In a study undertaken by Ciocon et al11 considerable improvement was seen in patients of lumbar spinal stenosis who received 3 consecutive caudal ESIs. Most of the patients reported sustained relief 6 months post treatment and had persistent, significant reduction in pain 10 months after injection. Rosen et al 12 conducted a retrospective study on 40 patients to evaluate the effect of ESI on spinal stenosis and reported that long term relief occurred in less than 25% of patients. Waldman et al13 reported that in the ESI group the combined visual analog scale and verbal analog scale scores were reduced in 63% patients at 6 weeks, 67% patients at 3 months and 71% patients at 6 months. In our study, 70% of patients in the study group showed improvement in VAS scores and mean claudication distance at 6 months. Such a high rate of pain relief in our study may be due to early stage of presentation in patients at our setup or probably due to reversal of inflammatory changes by high dose steroids. Loy 14 conducted an analysis on 526 patients of sciatica who were given ESI and reported excellent to good pain relief in 93.35% of patients. This contrasts lumbar canal stenosis where the results are not so encouraging with conventional doses of steroids.
White et al 15 conducted a prospective study on 300 patients and reported good results in the early periods, there was 82% pain relief for one day and was reduced to 16% for two months. This brings to light the therapeutic decay phenomenon with ESI. For this reason many physicians recommend multiple injections. The time period between two injections is debatable with some suggesting an interval of 7-10 days while others fortnightly interval as sufficient. In our study the interval between the first and second injection was 2 weeks.
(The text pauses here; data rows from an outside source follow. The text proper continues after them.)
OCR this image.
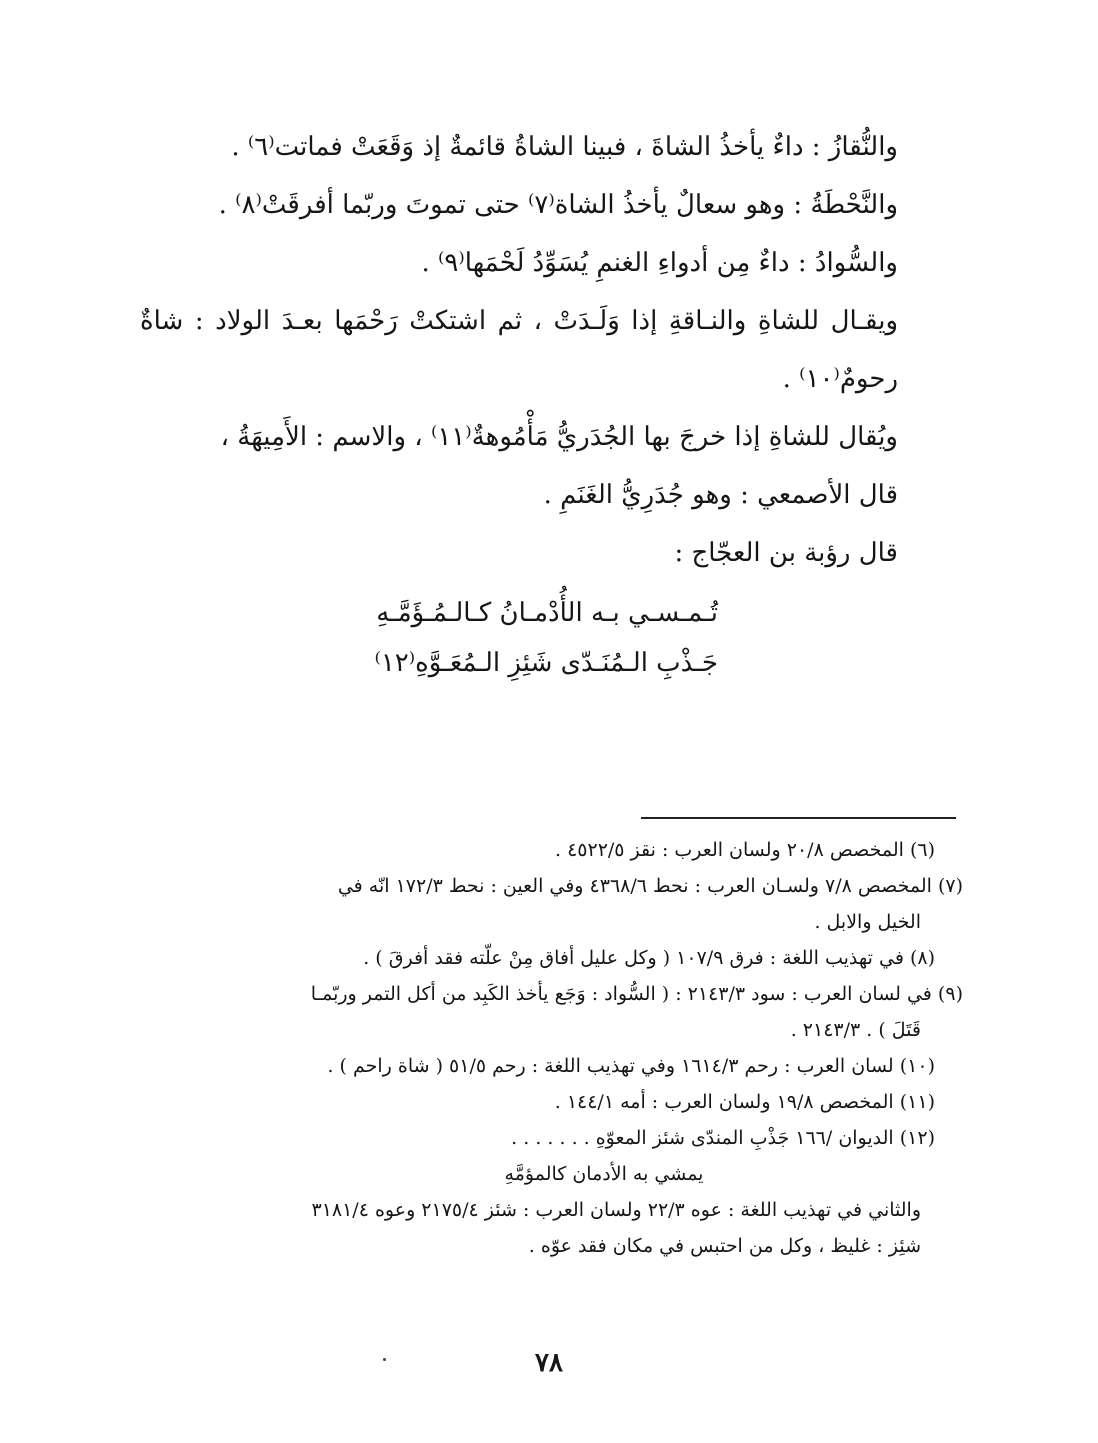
والنُّقازُ : داءٌ يأخذُ الشاةَ ، فبينا الشاةُ قائمةٌ إذ وَقَعَتْ فماتت⁽٦⁾ .

والنَّحْطَةُ : وهو سعالٌ يأخذُ الشاة⁽٧⁾ حتى تموتَ وربّما أفرقَتْ⁽٨⁾ .

والسُّوادُ : داءٌ مِن أدواءِ الغنمِ يُسَوِّدُ لَحْمَها⁽٩⁾ .

ويقـال للشاةِ والنـاقةِ إذا وَلَـدَتْ ، ثم اشتكتْ رَحْمَها بعـدَ الولاد : شاةٌ رحومٌ⁽١٠⁾ .

ويُقال للشاةِ إذا خرجَ بها الجُدَريُّ مَأْمُوهةٌ⁽١١⁾ ، والاسم : الأَمِيهَةُ ،

قال الأصمعي : وهو جُدَرِيُّ الغَنَمِ .

قال رؤبة بن العجّاج :

تُـمـسـي بـه الأُدْمـانُ كـالـمُـؤَمَّـهِ
جَـذْبِ الـمُنَـدّى شَئِزِ الـمُعَـوَّهِ⁽١٢⁾

(٦) المخصص ٢٠/٨ ولسان العرب : نقز ٤٥٢٢/٥ .

(٧) المخصص ٧/٨ ولسـان العرب : نحط ٤٣٦٨/٦ وفي العين : نحط ١٧٢/٣ انّه في

الخيل والابل .

(٨) في تهذيب اللغة : فرق ١٠٧/٩ ( وكل عليل أفاق مِنْ علّته فقد أفرقَ ) .

(٩) في لسان العرب : سود ٢١٤٣/٣ : ( السُّواد : وَجَع يأخذ الكَبِد من أكل التمر وربّمـا

قَتَلَ ) . ٢١٤٣/٣ .

(١٠) لسان العرب : رحم ١٦١٤/٣ وفي تهذيب اللغة : رحم ٥١/٥ ( شاة راحم ) .

(١١) المخصص ١٩/٨ ولسان العرب : أمه ١٤٤/١ .

(١٢) الديوان /١٦٦ جَذْبِ المندّى شئز المعوّهِ . . . . . . .

يمشي به الأدمان كالمؤمَّهِ

والثاني في تهذيب اللغة : عوه ٢٢/٣ ولسان العرب : شئز ٢١٧٥/٤ وعوه ٣١٨١/٤

شئِز : غليظ ، وكل من احتبس في مكان فقد عوّه .

٧٨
Pirubdak et al16 studied the role of epidural steroid injection and amitryptiline for the treatment of low back pain and sciatica and found that epidural steroid injection provided pain relief upto 6 months and additional oral amitryptiline increased pain relief to 9 months.
To the best of our knowledge, only a few articles have reported the efficacy of steroids in improving the claudication distance. Fukusaki et al17 conducted a study on 53 patients of spinal stenosis with features of claudication and injected 8ml mepivacaine plus 40mg of methylprednisolone in 19 patients. They reported good to excellent results in 3 patients after 3 months and only 1 patient at 6 month follow up. Our results show that though, initially the results are not very encouraging but tend to improve on long term follow up, probably due to halting of disease process in early stages. Moreover, the role of physiotherapy has not been studied in improving the outcome in study group, though it was advised to all patients with back pain as a part of routine treatment. Koc et al 18 conducted a randomized controlled trial to compare the effects of epidural steroid injections and physical therapy program on pain and function in patients with lumbar spinal stenosis. Both epidural steroid and physical therapy groups have demonstrated significant improvement in pain and functional parameters and no significant difference was noted between the 2 treatment groups. Pain and functional assessment scores (RMDI, NHP physical activity subscore) were significantly more improved in the ESI group compared with controls at the second week.
A few shortcoming of our study were that we could have studied a large sample size over a prolonged duration, calculation of reduction in analgesic requirements could have added precision to results and increase in follow up time for years could have helped evaluate its prolonged efficacy.
Conclusion
High dose of epidural methylprednisolone in two doses is an effective intervention that provides long term pain relief in high percentage of patients suffering from lumbar canal stenosis. It improves walking distance in these patients and facilitates an early return to activities of daily living on long term basis. We recommend high dose ESI as a safe, minimally invasive and long term method of alleviating symptoms of lumbar canal stenosis.